Fumbling for his door key, Algy grinned breathlessly. "I lied."
Once inside, Bertie disappeared hurriedly into the room he shared with Ginger, to fix his dishevelled appearance and to postpone any awkward questioning.
When he finally emerged, in fresh clothes and with a cautious manner, he found Algy settled opposite Biggles in chairs either side of the fire.
Bertie fiddled nervously with his watch-chain. "Er - about earlier. I mean to say - thanks old boy. For the - er - intervention, as it were. Not that it was necessary," he added hurriedly. "Situation perfectly under control."
"No it wasn’t," Algy couldn’t help smirking.
"Well - far be it from me to get involved in another chap's fight. So I held off till it looked like you really needed a hand."
Bertie's mouth opened and closed a few times like a goldfish, and he automatically reached up to polish his eyeglass nervously, before remembering that he'd lost it.
"Oh. You mean to say - you - ahem. You hear what those rotters were - "
Algy nodded apologetically, and Bertie winced.
"Right-ho. Well, I trust there's no need to go passing on spiteful and unfounded - "
Algy's apologetic look didn’t fade, and Bertie shot a dismayed look at Biggles, who hadn’t yet looked up from his paper.
"You've told him already, haven't you?" he sighed.
"Fraid so," Algy confessed.
Bertie nodded resignedly and sank down into a chair, feeling abruptly rather lightheaded.
"Very well. I - I'll pack at once, and be gone in the morning."
Algy looked startled, and Biggles looked up irritably.

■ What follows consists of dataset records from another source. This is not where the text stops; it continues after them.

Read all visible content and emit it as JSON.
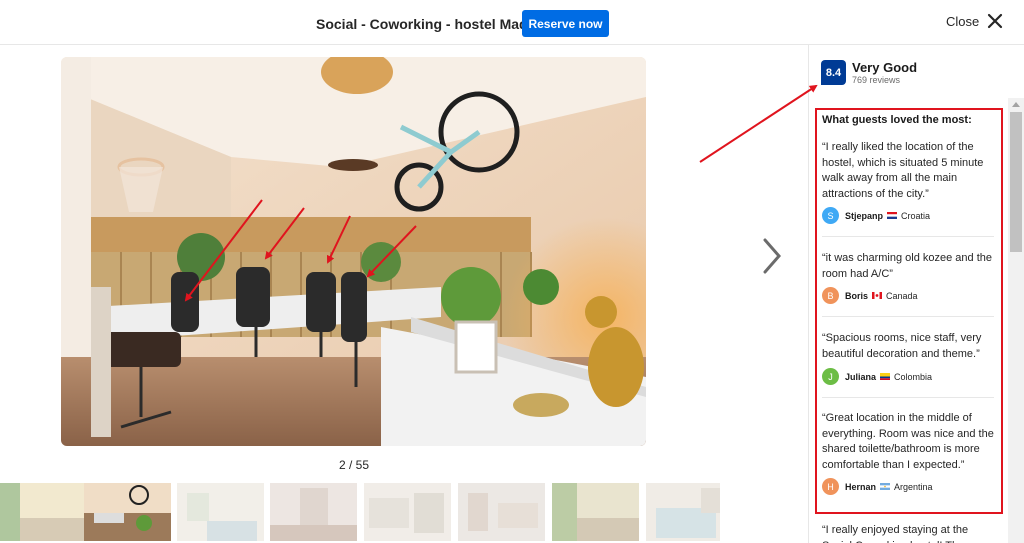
{
  "header": {
    "title": "Social - Coworking - hostel Madrid",
    "reserve_label": "Reserve now",
    "close_label": "Close"
  },
  "gallery": {
    "counter": "2 / 55",
    "current_index": 2,
    "total": 55
  },
  "rating": {
    "score": "8.4",
    "label": "Very Good",
    "reviews": "769 reviews"
  },
  "loved": {
    "title": "What guests loved the most:",
    "reviews": [
      {
        "text": "“I really liked the location of the hostel, which is situated 5 minute walk away from all the main attractions of the city.”",
        "initial": "S",
        "name": "Stjepanp",
        "country": "Croatia",
        "avatar_color": "#3fa9f5"
      },
      {
        "text": "“it was charming old kozee and the room had A/C”",
        "initial": "B",
        "name": "Boris",
        "country": "Canada",
        "avatar_color": "#f0935b"
      },
      {
        "text": "“Spacious rooms, nice staff, very beautiful decoration and theme.”",
        "initial": "J",
        "name": "Juliana",
        "country": "Colombia",
        "avatar_color": "#6cbd45"
      },
      {
        "text": "“Great location in the middle of everything. Room was nice and the shared toilette/bathroom is more comfortable than I expected.”",
        "initial": "H",
        "name": "Hernan",
        "country": "Argentina",
        "avatar_color": "#f0935b"
      }
    ],
    "next_review_text": "“I really enjoyed staying at the Social Coworking hostel! The interior"
  },
  "colors": {
    "brand_blue": "#006ce4",
    "score_blue": "#003b95",
    "annotation_red": "#e0141e"
  }
}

"What the devil are you talking about man?"
Bertie frowned. Well - I - I mean to say you can’t want me to - after - " he took a breath. "I won’t deny it," he added in a rush, rather defiantly.

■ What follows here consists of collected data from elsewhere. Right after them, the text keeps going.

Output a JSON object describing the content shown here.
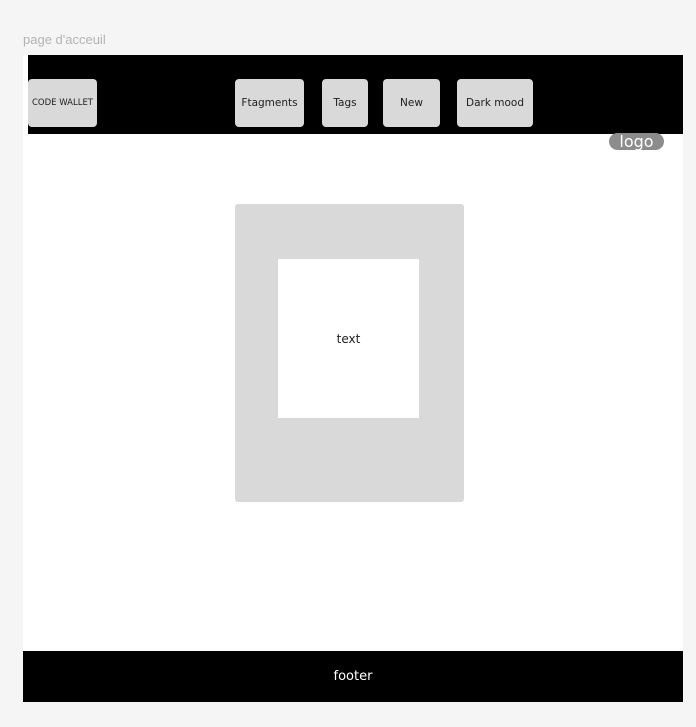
{
  "frame": {
    "label": "page d'acceuil"
  },
  "navbar": {
    "brand_label": "CODE WALLET",
    "fragments_label": "Ftagments",
    "tags_label": "Tags",
    "new_label": "New",
    "dark_mode_label": "Dark mood"
  },
  "logo": {
    "label": "logo"
  },
  "main": {
    "card_text": "text"
  },
  "footer": {
    "label": "footer"
  }
}
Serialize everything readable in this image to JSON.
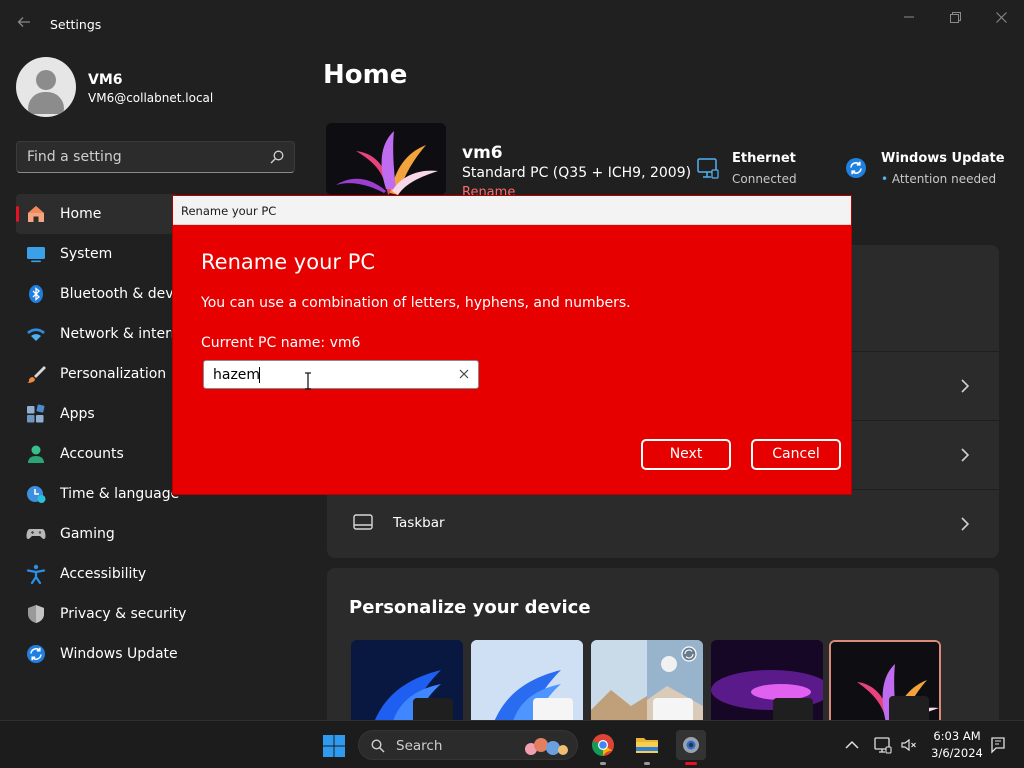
{
  "window": {
    "title": "Settings"
  },
  "profile": {
    "name": "VM6",
    "email": "VM6@collabnet.local"
  },
  "search": {
    "placeholder": "Find a setting"
  },
  "nav": {
    "items": [
      {
        "label": "Home",
        "icon": "home-icon",
        "active": true
      },
      {
        "label": "System",
        "icon": "system-icon"
      },
      {
        "label": "Bluetooth & devices",
        "icon": "bluetooth-icon"
      },
      {
        "label": "Network & internet",
        "icon": "network-icon"
      },
      {
        "label": "Personalization",
        "icon": "personalization-icon"
      },
      {
        "label": "Apps",
        "icon": "apps-icon"
      },
      {
        "label": "Accounts",
        "icon": "accounts-icon"
      },
      {
        "label": "Time & language",
        "icon": "time-language-icon"
      },
      {
        "label": "Gaming",
        "icon": "gaming-icon"
      },
      {
        "label": "Accessibility",
        "icon": "accessibility-icon"
      },
      {
        "label": "Privacy & security",
        "icon": "privacy-shield-icon"
      },
      {
        "label": "Windows Update",
        "icon": "windows-update-icon"
      }
    ]
  },
  "main": {
    "title": "Home",
    "device": {
      "name": "vm6",
      "model": "Standard PC (Q35 + ICH9, 2009)",
      "rename_link": "Rename"
    },
    "status": {
      "ethernet_title": "Ethernet",
      "ethernet_sub": "Connected",
      "update_title": "Windows Update",
      "update_sub": "Attention needed"
    },
    "recommended": {
      "taskbar_label": "Taskbar"
    },
    "personalize": {
      "title": "Personalize your device"
    }
  },
  "dialog": {
    "window_title": "Rename your PC",
    "heading": "Rename your PC",
    "description": "You can use a combination of letters, hyphens, and numbers.",
    "current_name": "Current PC name: vm6",
    "input_value": "hazem",
    "next_label": "Next",
    "cancel_label": "Cancel"
  },
  "taskbar": {
    "search_label": "Search",
    "time": "6:03 AM",
    "date": "3/6/2024"
  },
  "colors": {
    "accent": "#e81123",
    "dialog_bg": "#e60000",
    "window_bg": "#202020",
    "card_bg": "#2b2b2b"
  }
}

Biggles threw down his paper with a sigh. "I wasn’t aware anyone was accusing you of anything," he said mildly.
"But - " Bertie looked at Algy with a bewildered expression.
"No-one's asking you to leave," Algy confirmed softly.
"You're not - worried?" swallowed Bertie, still waiting for the other shoe to drop. "I mean - Ginger - "
Biggles fixed him with a sharp look. "Do you have any untoward intentions towards the lad?"
"No!" Bertie cried indignantly.
"Well, there you are then," replied Biggles, straight-faced. Algy hid a smile in his hand.
"Right. Um." Bertie got back to his feet, pausing in the doorway, still hardly able to take it in. "Thank you," he said, quietly.
Biggles, by now standing at the window, merely nodded. Algy smiled, and yawned. "Night Bertie."
Once Bertie had left the room, Algy rose and crossed to where Biggles was staring down at the street.
Biggles heaved a quiet sigh. "He'll be the ending of all of us if he's not more careful."
Algy sucked his lower lip thoughtfully. "Reckon he'll be a mite more careful after this."
"Even so - "
"So what?" Algy interrupted. "You'd throw him out?"
"You know I wouldn’t." Biggles abruptly pulled the thick drapes closed and turned to face him. "Besides, it would make me something of a hypocrite, as I'm sure you'd be the first to remind me."
"Hopefully the only one," Algy grinned, and slid his arms round Biggles' neck, pressing a kiss to his mouth before he could object.
Biggles fended him off irritably.
"You're as bad as that ass Lissie. Do you want to be discovered?"
Algy shrugged, unabashed. "I'll tell you what I want, shall I?" he murmured instead, placing his mouth close to Biggles' ear.
"Bromide?" retorted Biggles, acidly.
But when Algy retired some little time later, it wasn’t all that long before Biggles followed him to their room.